Working deeply on achieving the features that best describe your problem always beats model tuning. In this pill, we will explain the different phases you may face when dealing with data and some recommendations.
Generally speaking, it is best to have a top-down approach. Instead of inspecting the data and defining possible use cases from it, start by looking for a pain point in.
The first thing in a Machine Learning project is defining the question we want to answer, our goal. Later on, we must start gathering the data, no matter if internal or external in order to organize the first dataset. If the collected data is not enough, to create a model or analyze it, we need to reformulate our problem in order to find data that can support our results. However, if we do not want to reformulate the problem, we will have to create a process to automatically collect the data.
It is crucial at this point to perform an Exploratory Data Analysis (EDA). It will provide us a first understanding of how variables are related, the distribution of the variables… Moreover, we can start making assumptions based on what we see on the EDA. As we mentioned in the previous post, performing an EDA will have a high impact during the Feature Engineering phase.
Assuming that our dataset is in good condition to be explored or modeled is a big mistake. We need to homogenize the dataset. First, we must check that every cell of each variable has the same format, in other words, if we have a variable called Duration that is expressed in seconds, we need to check that there is no cell with values such as 5:20 seconds.
On the other hand, it is also important to deal with Missing Values. Note that some algorithms cannot work with Missing Values, so we have to modify our dataset depending on the algorithm we will use or create more than one dataset.
To deal with Missing values, we need to homogenize those Missing values so that they all have the same format. In this case, we must replace those by the same kind of Missing value for each cell in the dataset. We will find two kinds of Missing values:
- Meaningful missing: The fact that a value is missing adds information.
- Meaningless missing: The fact that a value is missing is accidental.
Depending on the type of Missing value we will proceed as follows:
- Drop rows with missing values if there is a small percentage.
- Drop features with a high percentage of missing values.
- Impute missing values with static content: median, mode, mean…
- Use Machine Learning techniques to impute missing values.

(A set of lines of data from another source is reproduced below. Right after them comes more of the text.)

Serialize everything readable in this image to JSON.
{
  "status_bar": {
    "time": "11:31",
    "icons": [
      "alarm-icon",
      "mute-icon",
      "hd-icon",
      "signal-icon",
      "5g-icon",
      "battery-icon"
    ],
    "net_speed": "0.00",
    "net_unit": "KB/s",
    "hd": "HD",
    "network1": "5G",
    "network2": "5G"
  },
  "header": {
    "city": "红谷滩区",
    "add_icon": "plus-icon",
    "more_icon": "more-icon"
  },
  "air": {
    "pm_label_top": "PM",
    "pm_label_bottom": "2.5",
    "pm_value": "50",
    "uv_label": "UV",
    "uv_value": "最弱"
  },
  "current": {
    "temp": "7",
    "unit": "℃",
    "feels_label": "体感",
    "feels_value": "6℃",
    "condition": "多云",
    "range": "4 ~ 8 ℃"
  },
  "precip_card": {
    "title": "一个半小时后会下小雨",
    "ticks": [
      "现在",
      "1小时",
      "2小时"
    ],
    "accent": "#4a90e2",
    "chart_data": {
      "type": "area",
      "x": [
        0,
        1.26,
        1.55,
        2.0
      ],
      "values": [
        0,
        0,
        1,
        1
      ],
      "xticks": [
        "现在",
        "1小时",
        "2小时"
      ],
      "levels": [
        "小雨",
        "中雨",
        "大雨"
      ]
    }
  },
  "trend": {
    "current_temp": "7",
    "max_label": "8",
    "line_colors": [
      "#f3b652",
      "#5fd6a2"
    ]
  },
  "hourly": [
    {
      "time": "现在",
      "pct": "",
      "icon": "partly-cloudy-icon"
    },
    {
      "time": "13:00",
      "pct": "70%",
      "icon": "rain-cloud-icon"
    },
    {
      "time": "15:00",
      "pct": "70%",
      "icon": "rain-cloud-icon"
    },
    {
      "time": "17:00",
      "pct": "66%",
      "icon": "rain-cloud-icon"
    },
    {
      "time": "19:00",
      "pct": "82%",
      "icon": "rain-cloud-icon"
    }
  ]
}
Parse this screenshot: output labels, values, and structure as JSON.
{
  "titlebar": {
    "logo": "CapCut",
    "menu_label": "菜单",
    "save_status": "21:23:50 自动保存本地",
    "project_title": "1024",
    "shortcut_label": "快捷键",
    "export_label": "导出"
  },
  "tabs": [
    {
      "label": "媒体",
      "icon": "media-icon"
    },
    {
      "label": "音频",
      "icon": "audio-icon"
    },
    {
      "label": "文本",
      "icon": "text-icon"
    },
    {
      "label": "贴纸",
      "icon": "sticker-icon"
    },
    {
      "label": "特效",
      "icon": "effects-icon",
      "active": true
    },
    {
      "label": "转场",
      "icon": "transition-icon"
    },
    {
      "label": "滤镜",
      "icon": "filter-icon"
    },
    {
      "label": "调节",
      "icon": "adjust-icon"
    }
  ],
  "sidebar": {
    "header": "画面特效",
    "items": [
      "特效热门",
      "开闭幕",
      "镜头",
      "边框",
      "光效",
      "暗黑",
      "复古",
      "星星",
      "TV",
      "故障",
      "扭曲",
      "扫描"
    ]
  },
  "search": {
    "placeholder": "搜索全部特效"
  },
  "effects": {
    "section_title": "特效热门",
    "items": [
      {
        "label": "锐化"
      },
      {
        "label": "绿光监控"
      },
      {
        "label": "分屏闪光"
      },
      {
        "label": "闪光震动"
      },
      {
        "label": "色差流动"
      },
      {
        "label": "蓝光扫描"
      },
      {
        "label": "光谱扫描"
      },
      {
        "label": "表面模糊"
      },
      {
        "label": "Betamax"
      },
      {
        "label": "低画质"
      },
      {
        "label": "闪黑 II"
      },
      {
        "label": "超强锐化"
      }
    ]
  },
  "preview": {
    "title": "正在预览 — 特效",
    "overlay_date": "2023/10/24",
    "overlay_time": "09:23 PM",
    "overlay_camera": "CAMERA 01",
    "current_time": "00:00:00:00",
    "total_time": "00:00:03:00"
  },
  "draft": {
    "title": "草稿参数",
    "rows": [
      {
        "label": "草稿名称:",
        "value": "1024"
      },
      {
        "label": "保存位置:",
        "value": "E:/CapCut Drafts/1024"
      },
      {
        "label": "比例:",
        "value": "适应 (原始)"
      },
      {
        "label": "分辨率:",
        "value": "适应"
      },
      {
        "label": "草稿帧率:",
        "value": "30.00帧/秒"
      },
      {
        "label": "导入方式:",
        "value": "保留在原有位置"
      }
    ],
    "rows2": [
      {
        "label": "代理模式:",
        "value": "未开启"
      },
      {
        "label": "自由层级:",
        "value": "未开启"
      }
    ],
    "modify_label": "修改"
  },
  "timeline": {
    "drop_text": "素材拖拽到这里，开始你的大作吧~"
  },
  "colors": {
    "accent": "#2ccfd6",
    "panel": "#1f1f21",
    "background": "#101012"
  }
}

In order to improve the efficiency of algorithms, sometimes it is recommended to apply transformations to some variables. For instance, it is known that many algorithms work better if data is Normal distributed, thus it is common to apply the Z-score to a feature to normalize it. Another common data transformation is to apply filters to some features in order to remove outliers and check its range.
Lastly, it is possible that we have some data given by numbers but that it is not numerical, for instance, the day of the month. In these cases, we must change its type to categorical, because it is an error to consider it as a numerical feature.